BLAMING THE DEFECTORS

How many families do you think Korchnoi wanted? Why do

you think he ditched his family in the first place? -- Jurgen

Jurgen checks in. Defectors are now those who
"ditch" their families. And it is true: those who
escape totalitarian regimes, another would be GM Lev
Alburt, often make the choice of seeking freedom at
the expense of slaves left behind.

Karpov becomes at worst a neutral figure --
though some here like David Kane admire him --
as he toadied to a regime that murdered, if one
accepts the figures of noted demographer Murray
Feshbach, 100 million of its own citizens.

Korchnoi? He becomes a guy who ditches his family.

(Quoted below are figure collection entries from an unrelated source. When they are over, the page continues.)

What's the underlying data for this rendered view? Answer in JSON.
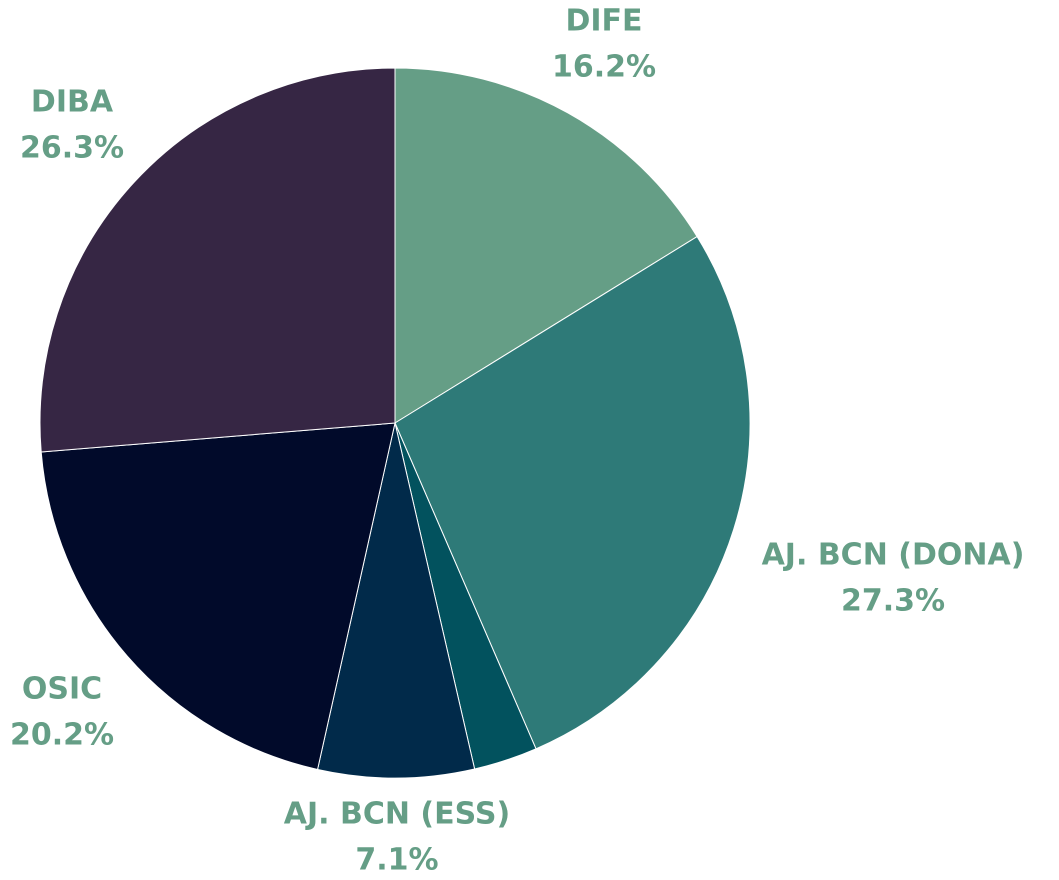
{
  "chart_data": {
    "type": "pie",
    "categories": [
      "DIFE",
      "AJ. BCN (DONA)",
      null,
      "AJ. BCN (ESS)",
      "OSIC",
      "DIBA"
    ],
    "values": [
      16.2,
      27.3,
      2.9,
      7.1,
      20.2,
      26.3
    ],
    "value_labels": [
      "16.2%",
      "27.3%",
      null,
      "7.1%",
      "20.2%",
      "26.3%"
    ],
    "colors": [
      "#659e86",
      "#2e7a78",
      "#02525e",
      "#012a4a",
      "#010a2a",
      "#362644"
    ]
  }
}
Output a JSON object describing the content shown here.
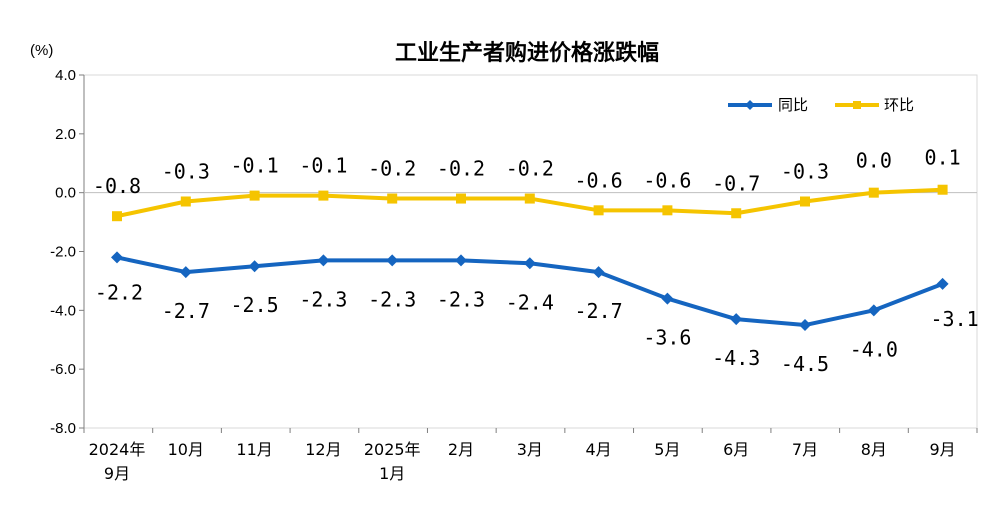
{
  "chart_data": {
    "type": "line",
    "title": "工业生产者购进价格涨跌幅",
    "ylabel": "(%)",
    "ylim": [
      -8.0,
      4.0
    ],
    "yticks": [
      4.0,
      2.0,
      0.0,
      -2.0,
      -4.0,
      -6.0,
      -8.0
    ],
    "ytick_labels": [
      "4.0",
      "2.0",
      "0.0",
      "-2.0",
      "-4.0",
      "-6.0",
      "-8.0"
    ],
    "categories": [
      [
        "2024年",
        "9月"
      ],
      [
        "10月"
      ],
      [
        "11月"
      ],
      [
        "12月"
      ],
      [
        "2025年",
        "1月"
      ],
      [
        "2月"
      ],
      [
        "3月"
      ],
      [
        "4月"
      ],
      [
        "5月"
      ],
      [
        "6月"
      ],
      [
        "7月"
      ],
      [
        "8月"
      ],
      [
        "9月"
      ]
    ],
    "grid": false,
    "legend_position": "top-right",
    "series": [
      {
        "name": "同比",
        "color": "#1565C0",
        "marker": "diamond",
        "values": [
          -2.2,
          -2.7,
          -2.5,
          -2.3,
          -2.3,
          -2.3,
          -2.4,
          -2.7,
          -3.6,
          -4.3,
          -4.5,
          -4.0,
          -3.1
        ],
        "labels": [
          "-2.2",
          "-2.7",
          "-2.5",
          "-2.3",
          "-2.3",
          "-2.3",
          "-2.4",
          "-2.7",
          "-3.6",
          "-4.3",
          "-4.5",
          "-4.0",
          "-3.1"
        ]
      },
      {
        "name": "环比",
        "color": "#F5C400",
        "marker": "square",
        "values": [
          -0.8,
          -0.3,
          -0.1,
          -0.1,
          -0.2,
          -0.2,
          -0.2,
          -0.6,
          -0.6,
          -0.7,
          -0.3,
          0.0,
          0.1
        ],
        "labels": [
          "-0.8",
          "-0.3",
          "-0.1",
          "-0.1",
          "-0.2",
          "-0.2",
          "-0.2",
          "-0.6",
          "-0.6",
          "-0.7",
          "-0.3",
          "0.0",
          "0.1"
        ]
      }
    ]
  }
}
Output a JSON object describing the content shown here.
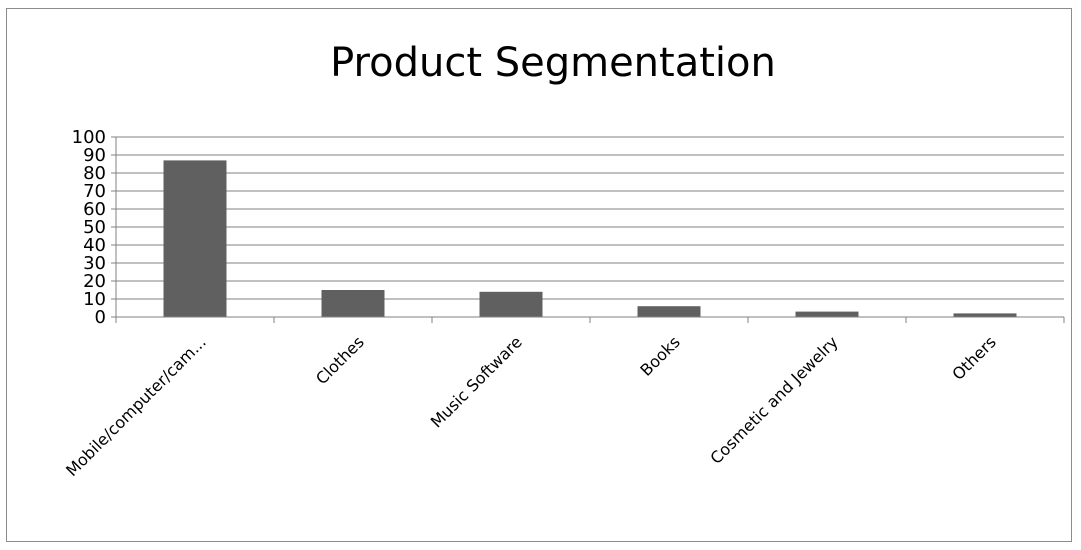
{
  "chart_data": {
    "type": "bar",
    "title": "Product Segmentation",
    "categories": [
      "Mobile/computer/cam...",
      "Clothes",
      "Music Software",
      "Books",
      "Cosmetic and Jewelry",
      "Others"
    ],
    "series": [
      {
        "values": [
          87,
          15,
          14,
          6,
          3,
          2
        ]
      }
    ],
    "ylim": [
      0,
      100
    ],
    "yticks": [
      0,
      10,
      20,
      30,
      40,
      50,
      60,
      70,
      80,
      90,
      100
    ],
    "grid": true,
    "legend": "none",
    "colors": {
      "bar": "#606060",
      "grid": "#808080",
      "axis": "#808080",
      "frame": "#8c8c8c"
    }
  }
}
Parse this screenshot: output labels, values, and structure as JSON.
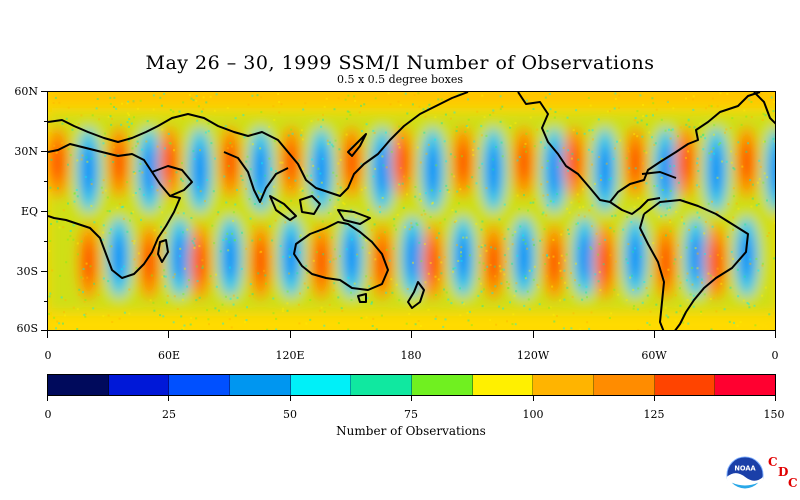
{
  "title": "May 26 – 30, 1999 SSM/I Number of Observations",
  "subtitle": "0.5 x 0.5 degree boxes",
  "lat_labels": [
    "60N",
    "30N",
    "EQ",
    "30S",
    "60S"
  ],
  "lon_labels": [
    "0",
    "60E",
    "120E",
    "180",
    "120W",
    "60W",
    "0"
  ],
  "colorbar": {
    "ticks": [
      "0",
      "25",
      "50",
      "75",
      "100",
      "125",
      "150"
    ],
    "title": "Number of Observations",
    "colors": [
      "#000a5c",
      "#0018d8",
      "#0050ff",
      "#0096f0",
      "#00f0f8",
      "#10e8a0",
      "#70f020",
      "#fff000",
      "#ffb400",
      "#ff8c00",
      "#ff4400",
      "#ff0030"
    ]
  },
  "logo": {
    "text": "NOAA",
    "letters": [
      "C",
      "D",
      "C"
    ]
  },
  "chart_data": {
    "type": "heatmap",
    "title": "May 26 – 30, 1999 SSM/I Number of Observations",
    "subtitle": "0.5 x 0.5 degree boxes",
    "xlabel": "",
    "ylabel": "",
    "x_ticks": [
      "0",
      "60E",
      "120E",
      "180",
      "120W",
      "60W",
      "0"
    ],
    "y_ticks": [
      "60N",
      "30N",
      "EQ",
      "30S",
      "60S"
    ],
    "xlim": [
      0,
      360
    ],
    "ylim": [
      -60,
      60
    ],
    "color_scale": {
      "min": 0,
      "max": 150,
      "ticks": [
        0,
        25,
        50,
        75,
        100,
        125,
        150
      ],
      "label": "Number of Observations"
    },
    "band_peak_longitudes_north": [
      5,
      35,
      60,
      90,
      120,
      150,
      175,
      205,
      235,
      260,
      290,
      315,
      345
    ],
    "band_peak_longitudes_south": [
      20,
      50,
      75,
      105,
      135,
      165,
      190,
      220,
      250,
      275,
      305,
      330
    ],
    "typical_values": {
      "swath_gap_min": 25,
      "swath_peak_max": 150,
      "background": 90
    }
  }
}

When Igor and Anna Gouzenko defected, they had
to know that their families likely would be eliminated by
Stalin. Those who spoke up in the great literature of
honor -- Jerzy Gliksman in "Tell the West;"Vladimir
Tchernavin in "I Speak for the Silent" Elizaveta
Lermolo in "Face of a Victim" and so many others --
sentenced relatives to death in the concentration camp
regime they left behind.

In the case of Aleksandr Solzhenitsyn, he smuggled a
manuscript of The Gulag Archipelago to a woman who
was arrested, tortured, revealed the location of the
manuscript she was hiding, and then committed suicide.
In a sense Solzhenitsyn had some responsibility for
her sad end.

But some of us are aware who the bad guys were
-- the Cheka, OGPU, KGB torturers and bosses, not
those who "ditched" their families.

Yours, Larry Parr



Jürgen R. wrote:
[...]

Korchnoi became the target of Soviet wrath when he defected in 1976.
First they tried to disqualify him from a title shot on the grounds
that he was stateless, but FIDE had the courage to declare that
challengers represented themselves as individuals, not their nations.
FIDE nonetheless bowed to Soviet pressure by forcing Korchnoi to
accept a rematch clause that FIDE had stricken in 1963.


The clock will soon have stricken 12 for chess journalists
without a command of the irregular verb forms.

Then the Soviet Union refused to release Korchnoi?s family


How many families do you think Korchnoi wanted? Why do you think
he ditched his family in the first place?